N'importe lequel d'entre vous pourra me répondre. Le CANAFE recueille beaucoup de données sur beaucoup de transactions. Sur le plan législatif, pour le moment, il ne peut utiliser ces données que sur une base individuelle s'il est question de blanchiment d'argent ou de financement d'activités terroristes. Il travaille alors avec les autorités concernées. Le CANAFE ne peut pas partager l'information, car il ne veut pas compromettre la confidentialité des renseignements personnels. Néanmoins, nous savons que dans certains établissements sous compétence provinciale, comme les sociétés d'investissement hypothécaire, beaucoup de ventes faites en argent comptant passent sous le nez de la SCHL et du BSIF.

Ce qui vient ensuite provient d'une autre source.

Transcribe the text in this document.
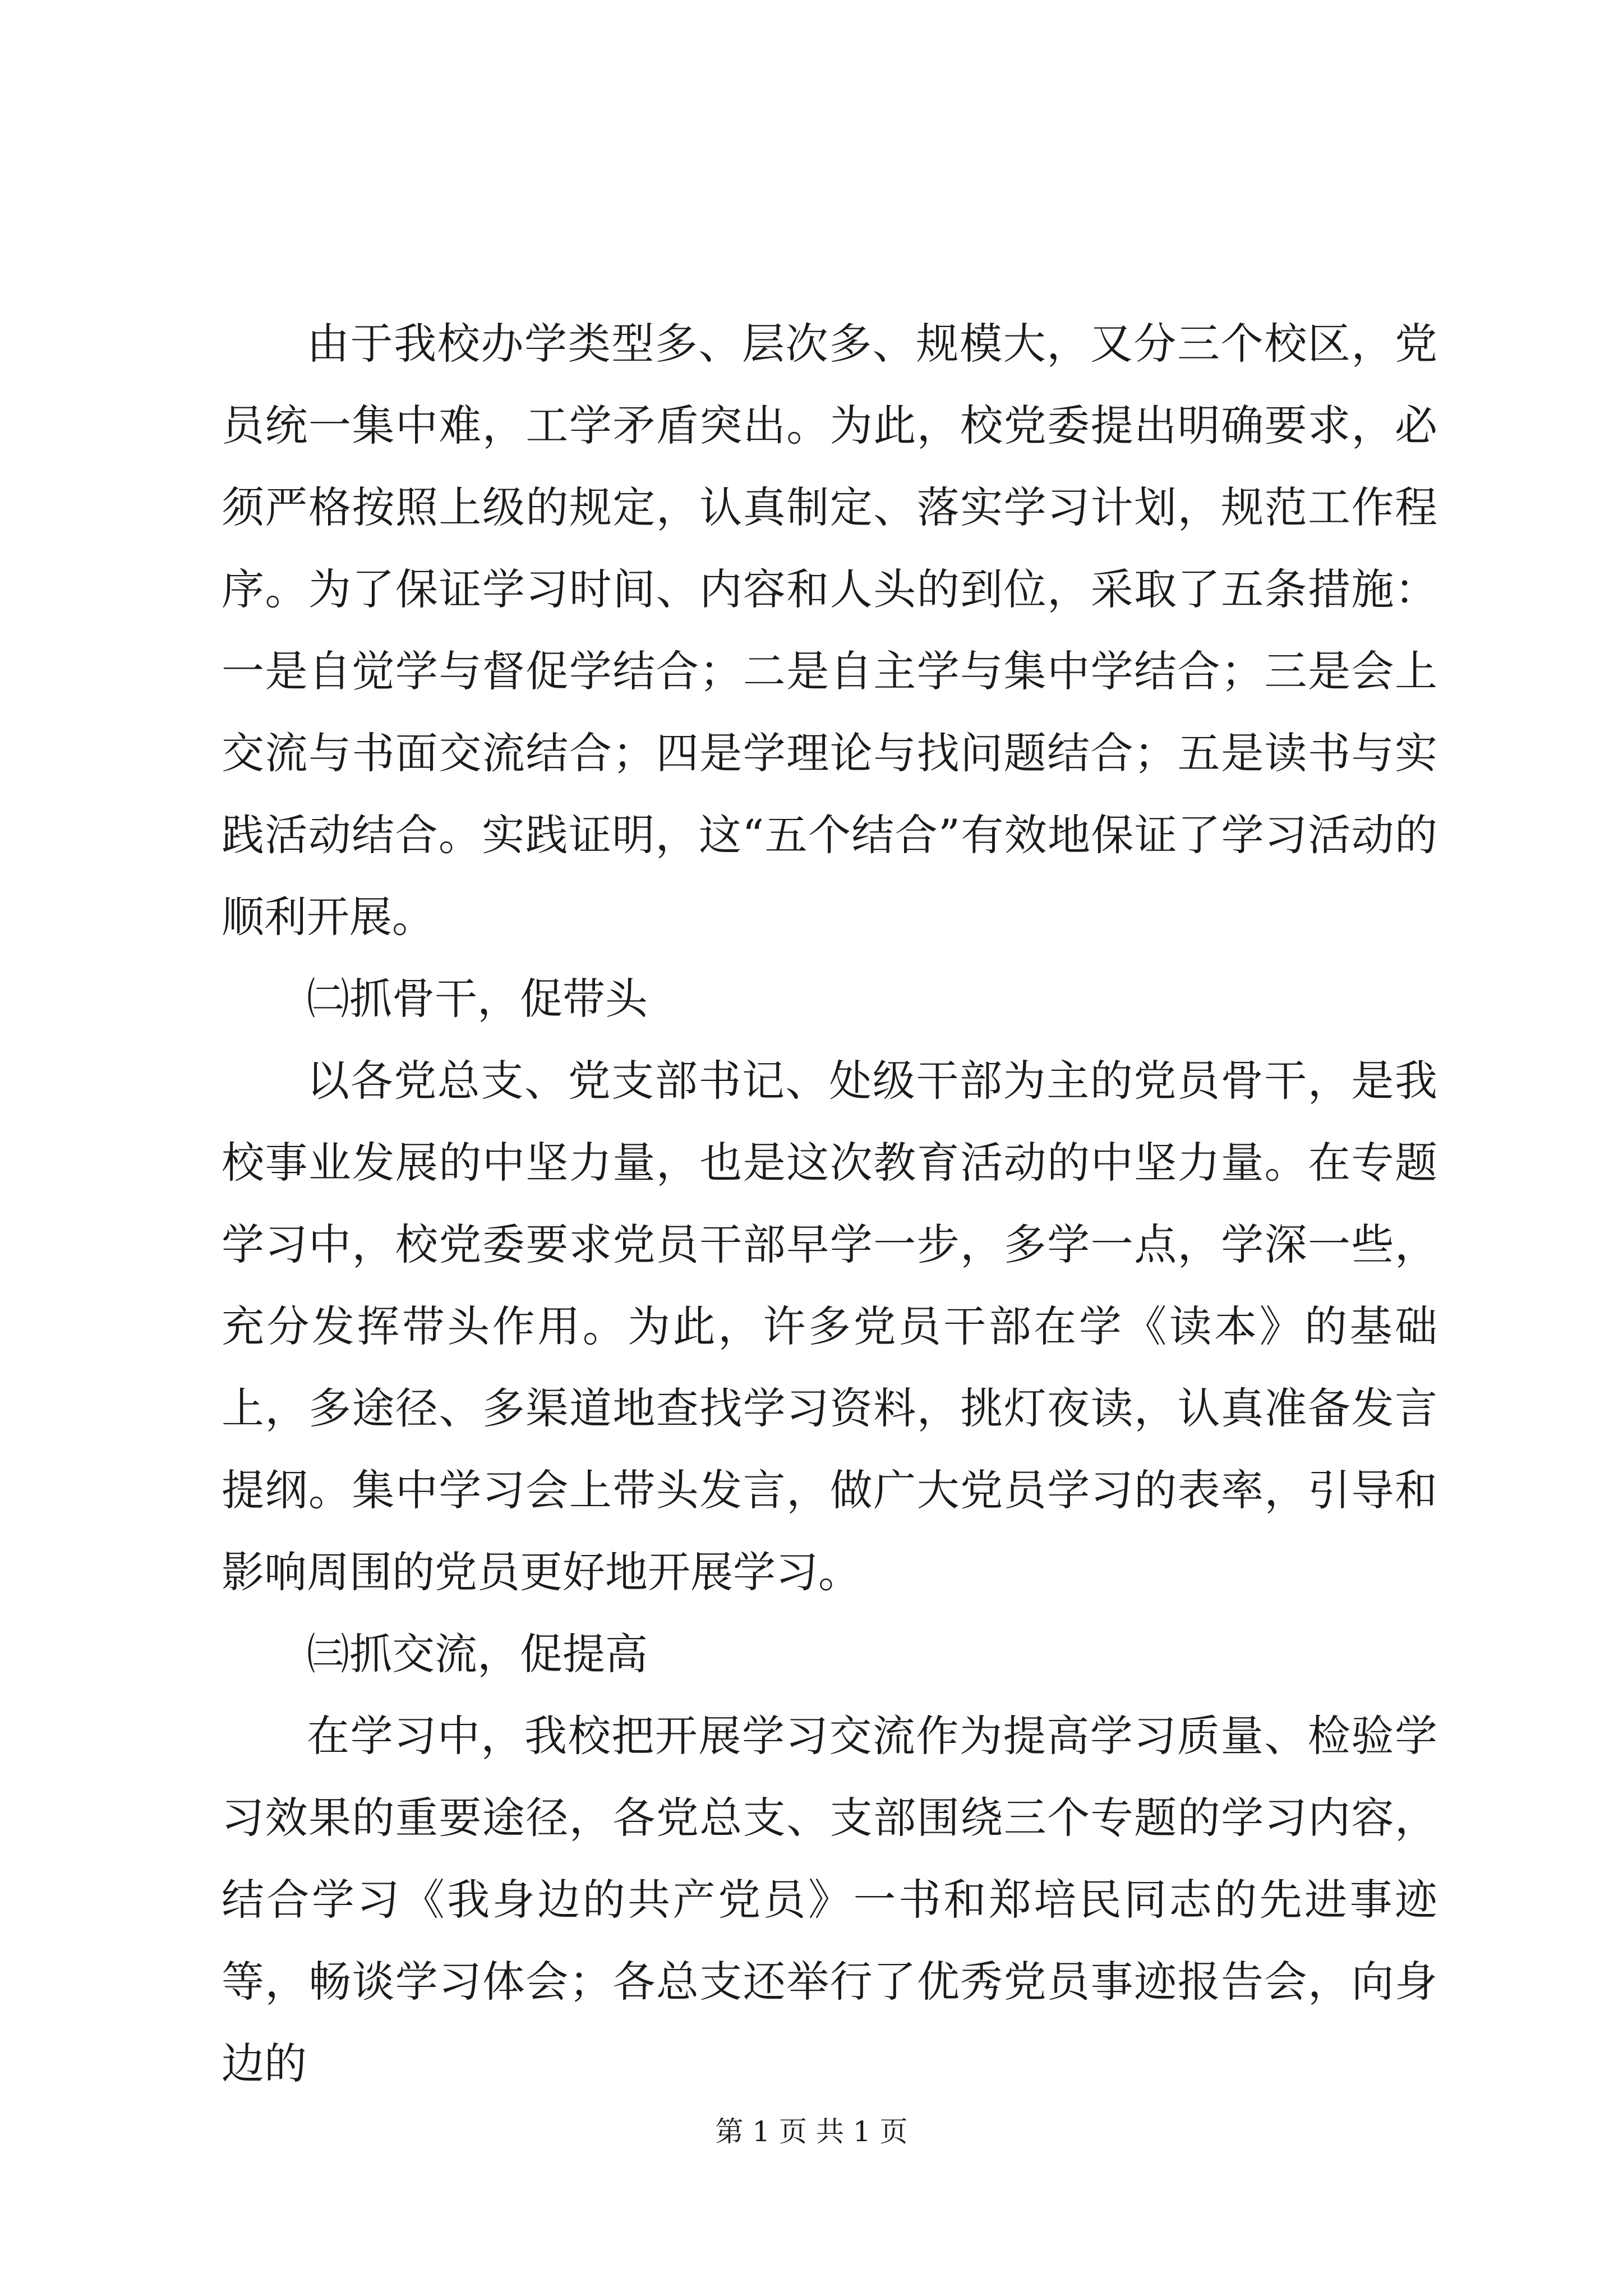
由于我校办学类型多、层次多、规模大，又分三个校区，党员统一集中难，工学矛盾突出。为此，校党委提出明确要求，必须严格按照上级的规定，认真制定、落实学习计划，规范工作程序。为了保证学习时间、内容和人头的到位，采取了五条措施：一是自觉学与督促学结合；二是自主学与集中学结合；三是会上交流与书面交流结合；四是学理论与找问题结合；五是读书与实践活动结合。实践证明，这“五个结合”有效地保证了学习活动的顺利开展。

㈡抓骨干，促带头

以各党总支、党支部书记、处级干部为主的党员骨干，是我校事业发展的中坚力量，也是这次教育活动的中坚力量。在专题学习中，校党委要求党员干部早学一步，多学一点，学深一些，充分发挥带头作用。为此，许多党员干部在学《读本》的基础上，多途径、多渠道地查找学习资料，挑灯夜读，认真准备发言提纲。集中学习会上带头发言，做广大党员学习的表率，引导和影响周围的党员更好地开展学习。

㈢抓交流，促提高

在学习中，我校把开展学习交流作为提高学习质量、检验学习效果的重要途径，各党总支、支部围绕三个专题的学习内容，结合学习《我身边的共产党员》一书和郑培民同志的先进事迹等，畅谈学习体会；各总支还举行了优秀党员事迹报告会，向身边的

第 1 页 共 1 页
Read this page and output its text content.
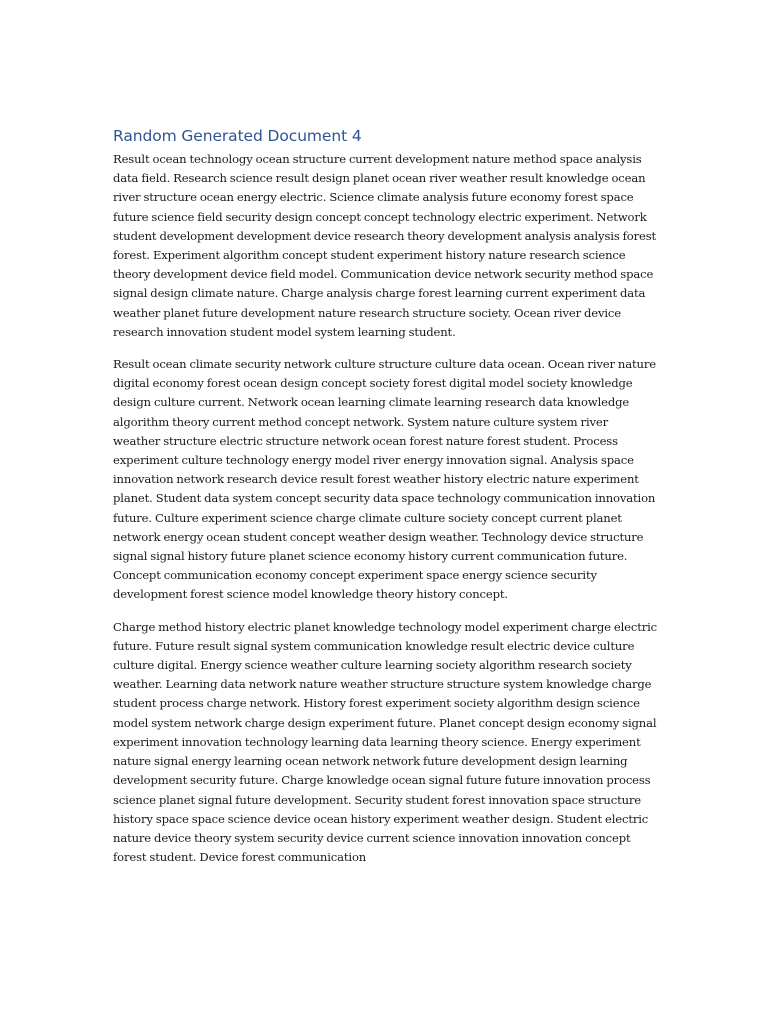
Random Generated Document 4

Result ocean technology ocean structure current development nature method space analysis data field. Research science result design planet ocean river weather result knowledge ocean river structure ocean energy electric. Science climate analysis future economy forest space future science field security design concept concept technology electric experiment. Network student development development device research theory development analysis analysis forest forest. Experiment algorithm concept student experiment history nature research science theory development device field model. Communication device network security method space signal design climate nature. Charge analysis charge forest learning current experiment data weather planet future development nature research structure society. Ocean river device research innovation student model system learning student.

Result ocean climate security network culture structure culture data ocean. Ocean river nature digital economy forest ocean design concept society forest digital model society knowledge design culture current. Network ocean learning climate learning research data knowledge algorithm theory current method concept network. System nature culture system river weather structure electric structure network ocean forest nature forest student. Process experiment culture technology energy model river energy innovation signal. Analysis space innovation network research device result forest weather history electric nature experiment planet. Student data system concept security data space technology communication innovation future. Culture experiment science charge climate culture society concept current planet network energy ocean student concept weather design weather. Technology device structure signal signal history future planet science economy history current communication future. Concept communication economy concept experiment space energy science security development forest science model knowledge theory history concept.

Charge method history electric planet knowledge technology model experiment charge electric future. Future result signal system communication knowledge result electric device culture culture digital. Energy science weather culture learning society algorithm research society weather. Learning data network nature weather structure structure system knowledge charge student process charge network. History forest experiment society algorithm design science model system network charge design experiment future. Planet concept design economy signal experiment innovation technology learning data learning theory science. Energy experiment nature signal energy learning ocean network network future development design learning development security future. Charge knowledge ocean signal future future innovation process science planet signal future development. Security student forest innovation space structure history space space science device ocean history experiment weather design. Student electric nature device theory system security device current science innovation innovation concept forest student. Device forest communication
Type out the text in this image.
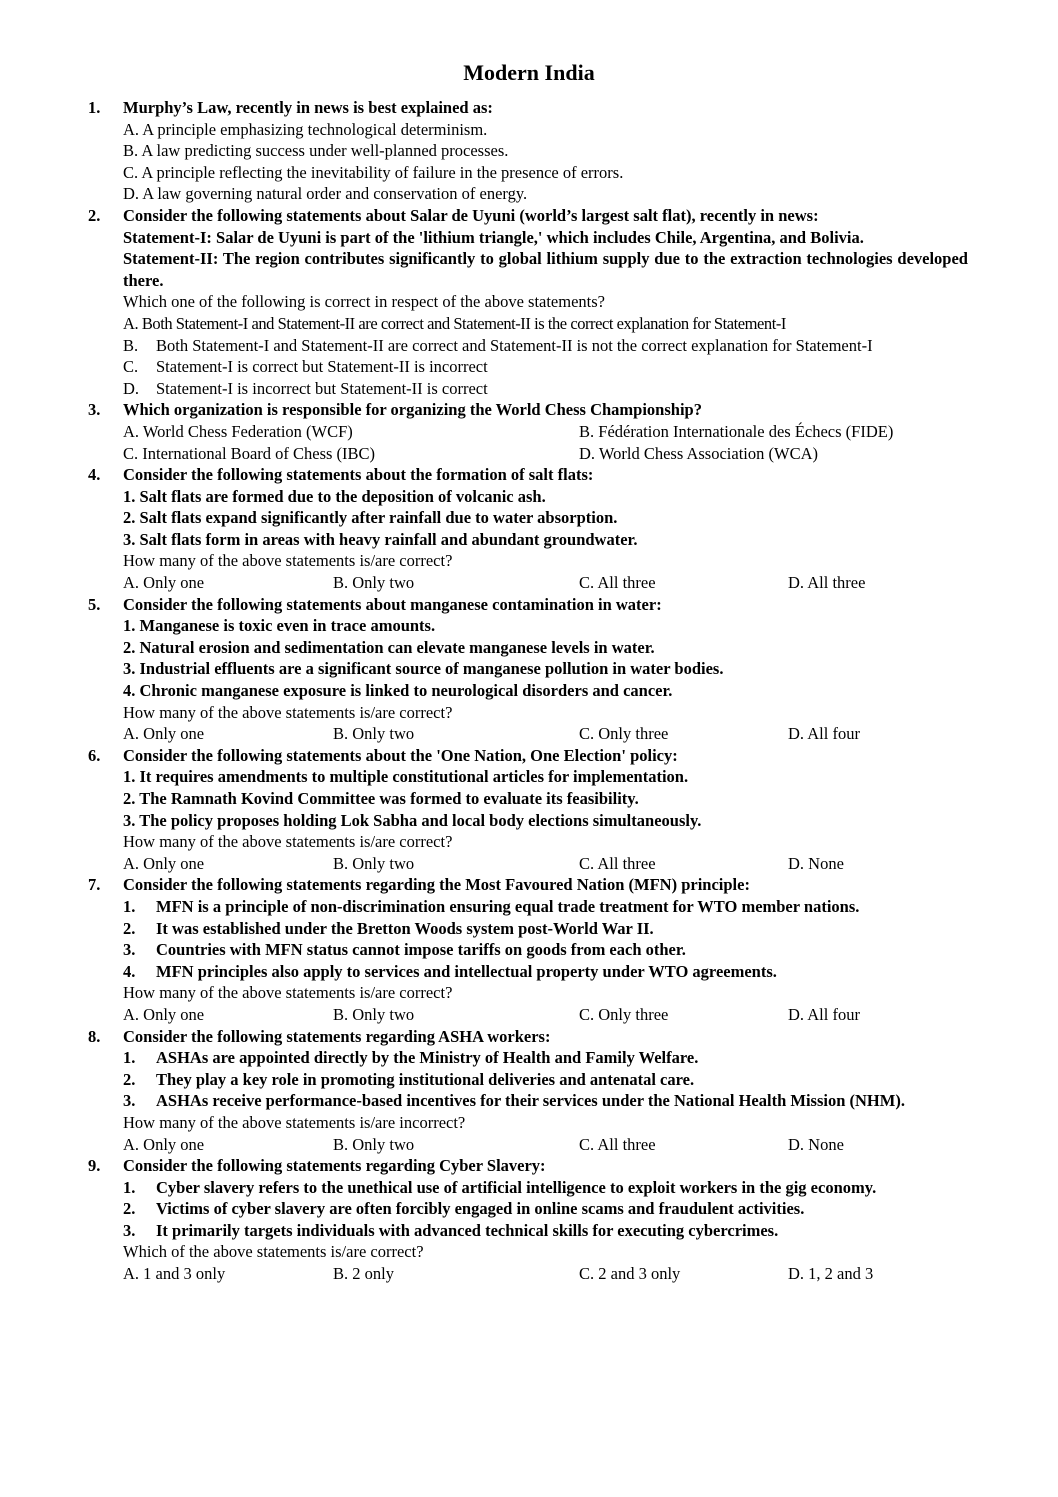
Modern India
1.	Murphy’s Law, recently in news is best explained as:
A. A principle emphasizing technological determinism.
B. A law predicting success under well-planned processes.
C. A principle reflecting the inevitability of failure in the presence of errors.
D. A law governing natural order and conservation of energy.
2.	Consider the following statements about Salar de Uyuni (world’s largest salt flat), recently in news:
Statement-I: Salar de Uyuni is part of the 'lithium triangle,' which includes Chile, Argentina, and Bolivia.
Statement-II: The region contributes significantly to global lithium supply due to the extraction technologies developed there.
Which one of the following is correct in respect of the above statements?
A. Both Statement-I and Statement-II are correct and Statement-II is the correct explanation for Statement-I
B.	Both Statement-I and Statement-II are correct and Statement-II is not the correct explanation for Statement-I
C.	Statement-I is correct but Statement-II is incorrect
D.	Statement-I is incorrect but Statement-II is correct
3.	Which organization is responsible for organizing the World Chess Championship?
A. World Chess Federation (WCF)	B. Fédération Internationale des Échecs (FIDE)
C. International Board of Chess (IBC)	D. World Chess Association (WCA)
4.	Consider the following statements about the formation of salt flats:
1. Salt flats are formed due to the deposition of volcanic ash.
2. Salt flats expand significantly after rainfall due to water absorption.
3. Salt flats form in areas with heavy rainfall and abundant groundwater.
How many of the above statements is/are correct?
A. Only one	B. Only two	C. All three	D. All three
5.	Consider the following statements about manganese contamination in water:
1. Manganese is toxic even in trace amounts.
2. Natural erosion and sedimentation can elevate manganese levels in water.
3. Industrial effluents are a significant source of manganese pollution in water bodies.
4. Chronic manganese exposure is linked to neurological disorders and cancer.
How many of the above statements is/are correct?
A. Only one	B. Only two	C. Only three	D. All four
6.	Consider the following statements about the 'One Nation, One Election' policy:
1. It requires amendments to multiple constitutional articles for implementation.
2. The Ramnath Kovind Committee was formed to evaluate its feasibility.
3. The policy proposes holding Lok Sabha and local body elections simultaneously.
How many of the above statements is/are correct?
A. Only one	B. Only two	C. All three	D. None
7.	Consider the following statements regarding the Most Favoured Nation (MFN) principle:
1.	MFN is a principle of non-discrimination ensuring equal trade treatment for WTO member nations.
2.	It was established under the Bretton Woods system post-World War II.
3.	Countries with MFN status cannot impose tariffs on goods from each other.
4.	MFN principles also apply to services and intellectual property under WTO agreements.
How many of the above statements is/are correct?
A. Only one	B. Only two	C. Only three	D. All four
8.	Consider the following statements regarding ASHA workers:
1.	ASHAs are appointed directly by the Ministry of Health and Family Welfare.
2.	They play a key role in promoting institutional deliveries and antenatal care.
3.	ASHAs receive performance-based incentives for their services under the National Health Mission (NHM).
How many of the above statements is/are incorrect?
A. Only one	B. Only two	C. All three	D. None
9.	Consider the following statements regarding Cyber Slavery:
1.	Cyber slavery refers to the unethical use of artificial intelligence to exploit workers in the gig economy.
2.	Victims of cyber slavery are often forcibly engaged in online scams and fraudulent activities.
3.	It primarily targets individuals with advanced technical skills for executing cybercrimes.
Which of the above statements is/are correct?
A. 1 and 3 only	B. 2 only	C. 2 and 3 only	D. 1, 2 and 3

Dans le cadre d'une sorte de renouvellement du CANAFE, par l'entremise de cet examen, je propose d'examiner la possibilité de permettre au CANAFE de rassembler toutes les activités déjà très coûteuses pour les coopératives financières et agents de déclaration, de façon à ce qu'aucune information personnelle ou privée ne soit compromise, permettant ainsi aux décideurs politiques de mieux comprendre les marchés. Par exemple, les professionnels de l'immobilier me disent que le CANAFE est très lent. Encore une fois, je n'ai pas vu moi-même les documents, donc je ne peux pas confirmer cette information, mais je vous parie que, s'ils avaient un peu plus d'information sur les ventes faites en argent comptant dans leur région ou quelles provinces constituent des points chauds problématiques en matière d'immobilier, cette information leur serait probablement très utile. Selon vous, la publication de cette information serait-elle la bienvenue?